Para ela, os modelos tradicionais tendem a superestimar a magnitude da pandemia porque partem do princípio que a população é homogênea, fazem simplificações.

— Simulamos epidemias com diferentes coeficientes de infecção e calibramos à medida que os dados vão surgindo. É um cálculo mais complexo, não foi bem aceito de início, mas creio que a realidade validou nosso modelo, os nossos resultados se confirmaram. As pessoas estão vendo que o número de casos novos está baixando — afirma ela.

O estudo inicial deles foi com Espanha, Reino Unido, Portugal e Bélgica. Agora, os cientistas se debruçam em outros países, entre eles o Brasil.

— Há surtos em toda a Europa, mas não é uma segunda onda. São surtos que podem ser controlados. Não será como no primeiro semestre — diz Gomes.

Pessoas mais vulneráveis podem acabar mais expostas

A imunidade coletiva natural é diferente daquela alcançada com uma vacina e não é garantia contra a pandemia. Na natural, como a população tem diferentes graus de exposição e vulnerabilidade, os suscetíveis restantes acabam expostos a um vírus que ainda circula. Porém, o ritmo de propagação diminui. Na obtida por meio de vacinação é possível homogeneizar a população e proteger os vulneráveis.

— Em nenhum momento dissemos que distanciamento social e máscara são desnecessários. Sem eles, o sistema de saúde teria colapsado. Neste momento, tudo precisa ser feito com enorme cautela. A retomada precisa ser lenta e gradual para não expor todos os vulneráveis de uma vez, pois o vírus continua a circular — observa Corder.

Gabriela Gomes diz que os resultados mais otimistas, como o sinalizado pelo estudo de seu grupo, têm sido aceitos com mais dificuldade, com o argumento de não dar falsas expectativas.

— Discordo dessa visão.
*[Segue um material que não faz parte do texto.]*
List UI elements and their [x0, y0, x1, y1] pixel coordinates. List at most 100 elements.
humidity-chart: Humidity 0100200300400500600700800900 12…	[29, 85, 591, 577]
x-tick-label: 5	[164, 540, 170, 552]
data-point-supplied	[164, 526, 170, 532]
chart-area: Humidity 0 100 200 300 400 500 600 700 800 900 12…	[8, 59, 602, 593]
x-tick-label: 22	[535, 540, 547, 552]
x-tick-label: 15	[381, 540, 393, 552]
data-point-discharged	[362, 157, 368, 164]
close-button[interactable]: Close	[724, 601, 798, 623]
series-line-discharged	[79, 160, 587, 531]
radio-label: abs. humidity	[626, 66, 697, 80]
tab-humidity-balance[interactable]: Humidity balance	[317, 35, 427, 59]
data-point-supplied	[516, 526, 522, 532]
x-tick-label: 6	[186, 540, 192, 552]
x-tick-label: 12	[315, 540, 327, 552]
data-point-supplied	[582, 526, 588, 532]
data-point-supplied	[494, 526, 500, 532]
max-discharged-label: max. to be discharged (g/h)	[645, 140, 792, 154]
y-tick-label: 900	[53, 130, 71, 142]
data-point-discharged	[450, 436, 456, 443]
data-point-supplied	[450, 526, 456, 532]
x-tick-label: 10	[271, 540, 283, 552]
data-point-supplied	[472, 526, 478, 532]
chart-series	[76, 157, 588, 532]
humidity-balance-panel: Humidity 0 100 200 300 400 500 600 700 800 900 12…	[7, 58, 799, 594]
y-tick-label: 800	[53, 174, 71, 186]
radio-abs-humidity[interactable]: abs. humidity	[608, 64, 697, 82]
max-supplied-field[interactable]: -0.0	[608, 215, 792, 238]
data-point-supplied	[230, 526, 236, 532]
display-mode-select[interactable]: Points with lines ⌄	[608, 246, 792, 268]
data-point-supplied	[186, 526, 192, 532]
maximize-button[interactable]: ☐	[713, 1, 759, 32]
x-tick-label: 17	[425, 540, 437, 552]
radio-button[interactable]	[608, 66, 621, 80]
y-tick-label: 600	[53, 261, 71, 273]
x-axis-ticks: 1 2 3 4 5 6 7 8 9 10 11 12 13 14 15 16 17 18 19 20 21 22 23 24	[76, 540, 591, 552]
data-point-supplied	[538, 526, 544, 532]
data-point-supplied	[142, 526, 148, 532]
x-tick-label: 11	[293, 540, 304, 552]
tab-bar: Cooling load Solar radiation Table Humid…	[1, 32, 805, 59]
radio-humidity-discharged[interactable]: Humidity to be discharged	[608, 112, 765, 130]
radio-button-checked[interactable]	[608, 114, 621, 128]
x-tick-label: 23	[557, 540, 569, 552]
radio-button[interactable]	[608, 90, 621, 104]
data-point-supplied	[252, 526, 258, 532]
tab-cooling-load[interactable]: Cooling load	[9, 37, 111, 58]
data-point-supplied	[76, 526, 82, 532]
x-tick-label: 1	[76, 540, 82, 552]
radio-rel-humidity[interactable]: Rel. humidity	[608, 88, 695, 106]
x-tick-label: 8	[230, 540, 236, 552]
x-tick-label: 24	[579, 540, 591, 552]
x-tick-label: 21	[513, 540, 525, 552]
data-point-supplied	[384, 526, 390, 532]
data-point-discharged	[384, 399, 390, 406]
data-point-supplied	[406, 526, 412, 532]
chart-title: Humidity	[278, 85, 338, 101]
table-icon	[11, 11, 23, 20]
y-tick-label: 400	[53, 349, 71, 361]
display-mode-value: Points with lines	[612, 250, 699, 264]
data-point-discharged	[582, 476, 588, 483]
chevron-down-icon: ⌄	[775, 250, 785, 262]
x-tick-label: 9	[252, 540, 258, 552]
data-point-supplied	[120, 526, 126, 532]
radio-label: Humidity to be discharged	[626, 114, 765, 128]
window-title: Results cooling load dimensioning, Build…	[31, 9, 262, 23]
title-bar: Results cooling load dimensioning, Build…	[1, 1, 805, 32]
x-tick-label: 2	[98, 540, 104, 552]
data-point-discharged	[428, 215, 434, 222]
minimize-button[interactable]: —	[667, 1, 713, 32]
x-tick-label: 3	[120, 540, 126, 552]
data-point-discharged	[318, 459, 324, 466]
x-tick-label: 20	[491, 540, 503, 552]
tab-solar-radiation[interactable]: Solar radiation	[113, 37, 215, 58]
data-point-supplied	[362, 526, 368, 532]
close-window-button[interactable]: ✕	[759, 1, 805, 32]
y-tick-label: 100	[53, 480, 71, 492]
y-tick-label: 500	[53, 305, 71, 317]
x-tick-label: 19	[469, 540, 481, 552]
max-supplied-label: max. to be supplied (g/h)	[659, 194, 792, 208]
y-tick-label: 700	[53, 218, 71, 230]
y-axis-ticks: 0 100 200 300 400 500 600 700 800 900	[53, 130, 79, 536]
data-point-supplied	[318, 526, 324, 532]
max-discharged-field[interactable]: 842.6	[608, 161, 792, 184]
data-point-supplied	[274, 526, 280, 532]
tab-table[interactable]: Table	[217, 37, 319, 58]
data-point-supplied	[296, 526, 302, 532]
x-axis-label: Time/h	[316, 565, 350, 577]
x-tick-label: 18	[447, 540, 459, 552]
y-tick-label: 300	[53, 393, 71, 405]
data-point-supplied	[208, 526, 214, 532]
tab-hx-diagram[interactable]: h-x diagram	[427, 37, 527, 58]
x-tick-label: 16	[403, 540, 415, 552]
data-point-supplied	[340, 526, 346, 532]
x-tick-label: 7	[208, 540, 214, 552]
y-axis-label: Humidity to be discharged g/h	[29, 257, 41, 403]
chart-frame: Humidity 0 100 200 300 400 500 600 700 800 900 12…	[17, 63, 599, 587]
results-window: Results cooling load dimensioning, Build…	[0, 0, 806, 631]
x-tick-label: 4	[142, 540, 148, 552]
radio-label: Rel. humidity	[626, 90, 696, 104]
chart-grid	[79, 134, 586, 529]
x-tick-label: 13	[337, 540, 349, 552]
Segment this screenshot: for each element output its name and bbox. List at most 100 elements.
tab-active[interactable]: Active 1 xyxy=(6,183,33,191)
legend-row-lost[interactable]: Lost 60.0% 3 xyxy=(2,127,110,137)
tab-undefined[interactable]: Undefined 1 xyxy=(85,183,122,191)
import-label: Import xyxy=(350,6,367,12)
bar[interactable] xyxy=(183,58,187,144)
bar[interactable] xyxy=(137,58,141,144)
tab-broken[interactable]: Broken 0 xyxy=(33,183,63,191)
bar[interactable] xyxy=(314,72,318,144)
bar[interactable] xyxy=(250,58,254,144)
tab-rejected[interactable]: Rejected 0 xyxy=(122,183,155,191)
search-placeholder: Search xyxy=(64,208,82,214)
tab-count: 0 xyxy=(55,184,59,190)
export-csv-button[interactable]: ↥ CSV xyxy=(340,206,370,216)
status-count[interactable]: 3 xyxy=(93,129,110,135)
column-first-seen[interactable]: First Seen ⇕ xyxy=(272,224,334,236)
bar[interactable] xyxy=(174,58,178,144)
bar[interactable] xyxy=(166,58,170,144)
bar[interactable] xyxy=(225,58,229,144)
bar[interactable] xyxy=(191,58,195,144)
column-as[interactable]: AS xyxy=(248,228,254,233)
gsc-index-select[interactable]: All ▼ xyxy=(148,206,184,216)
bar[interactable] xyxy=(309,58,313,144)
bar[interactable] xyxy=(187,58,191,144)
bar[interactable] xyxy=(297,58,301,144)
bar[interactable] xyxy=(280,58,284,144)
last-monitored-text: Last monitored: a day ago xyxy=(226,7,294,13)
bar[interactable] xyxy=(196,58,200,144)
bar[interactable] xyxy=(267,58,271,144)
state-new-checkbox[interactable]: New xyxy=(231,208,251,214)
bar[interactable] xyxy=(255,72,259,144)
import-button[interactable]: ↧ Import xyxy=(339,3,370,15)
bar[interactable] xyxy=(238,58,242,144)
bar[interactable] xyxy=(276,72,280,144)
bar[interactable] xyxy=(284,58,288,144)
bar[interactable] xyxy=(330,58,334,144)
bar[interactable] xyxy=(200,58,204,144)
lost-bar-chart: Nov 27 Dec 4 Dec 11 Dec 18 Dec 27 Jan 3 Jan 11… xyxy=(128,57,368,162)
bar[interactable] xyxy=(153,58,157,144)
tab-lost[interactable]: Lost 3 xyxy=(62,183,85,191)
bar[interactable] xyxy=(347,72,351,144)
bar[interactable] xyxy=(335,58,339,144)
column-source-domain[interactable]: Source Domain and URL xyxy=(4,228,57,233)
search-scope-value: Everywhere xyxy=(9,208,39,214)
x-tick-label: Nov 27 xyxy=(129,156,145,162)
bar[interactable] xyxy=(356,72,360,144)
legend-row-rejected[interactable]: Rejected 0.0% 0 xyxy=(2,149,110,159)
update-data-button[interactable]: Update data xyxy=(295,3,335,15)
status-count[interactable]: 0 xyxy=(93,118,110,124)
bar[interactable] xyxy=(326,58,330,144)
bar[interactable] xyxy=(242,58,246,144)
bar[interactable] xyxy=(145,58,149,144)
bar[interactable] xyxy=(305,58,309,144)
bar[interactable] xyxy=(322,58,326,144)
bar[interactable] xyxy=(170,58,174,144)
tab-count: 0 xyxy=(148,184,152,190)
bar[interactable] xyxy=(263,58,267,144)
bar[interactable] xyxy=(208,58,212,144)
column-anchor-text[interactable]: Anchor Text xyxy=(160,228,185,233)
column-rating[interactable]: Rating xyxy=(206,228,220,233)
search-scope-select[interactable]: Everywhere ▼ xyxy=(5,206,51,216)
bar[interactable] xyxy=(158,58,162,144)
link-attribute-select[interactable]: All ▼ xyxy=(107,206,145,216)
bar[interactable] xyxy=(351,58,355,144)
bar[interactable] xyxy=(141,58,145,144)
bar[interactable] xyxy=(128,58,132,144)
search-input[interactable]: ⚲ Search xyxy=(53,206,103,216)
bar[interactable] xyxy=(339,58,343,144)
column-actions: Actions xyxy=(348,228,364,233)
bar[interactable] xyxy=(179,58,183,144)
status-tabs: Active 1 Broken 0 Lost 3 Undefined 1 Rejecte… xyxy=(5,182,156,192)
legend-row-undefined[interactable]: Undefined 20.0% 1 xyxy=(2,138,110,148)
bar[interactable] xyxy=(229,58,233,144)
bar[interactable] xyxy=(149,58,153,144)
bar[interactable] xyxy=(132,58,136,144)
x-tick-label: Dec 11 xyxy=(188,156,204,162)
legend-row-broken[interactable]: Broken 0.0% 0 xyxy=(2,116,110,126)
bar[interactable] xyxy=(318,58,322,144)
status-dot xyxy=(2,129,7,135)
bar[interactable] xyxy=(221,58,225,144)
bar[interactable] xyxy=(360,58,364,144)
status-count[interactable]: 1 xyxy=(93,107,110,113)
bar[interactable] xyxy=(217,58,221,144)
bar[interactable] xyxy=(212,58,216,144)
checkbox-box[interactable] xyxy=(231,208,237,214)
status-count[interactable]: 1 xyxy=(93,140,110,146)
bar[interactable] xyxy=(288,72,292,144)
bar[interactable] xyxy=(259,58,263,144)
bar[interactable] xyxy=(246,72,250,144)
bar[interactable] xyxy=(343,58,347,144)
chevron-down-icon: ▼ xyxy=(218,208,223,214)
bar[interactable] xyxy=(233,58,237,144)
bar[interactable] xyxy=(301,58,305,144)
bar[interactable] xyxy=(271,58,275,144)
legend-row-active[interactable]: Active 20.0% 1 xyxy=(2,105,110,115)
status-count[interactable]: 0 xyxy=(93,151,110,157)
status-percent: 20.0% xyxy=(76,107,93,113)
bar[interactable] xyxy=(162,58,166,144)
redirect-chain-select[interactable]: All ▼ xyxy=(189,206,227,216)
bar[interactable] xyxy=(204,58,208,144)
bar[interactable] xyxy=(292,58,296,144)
Se as pessoas pensarem que há mais chance, mais luz no fim do túnel, se souberem que farão um sacrifício por um ano, elas respeitariam mais as regras. As pessoas estão sufocadas em casa e pensam que ficarão assim por tempo indeterminado. Talvez se não houvesse esse viés, as pessoas não ficassem tão polarizadas — diz a cientista.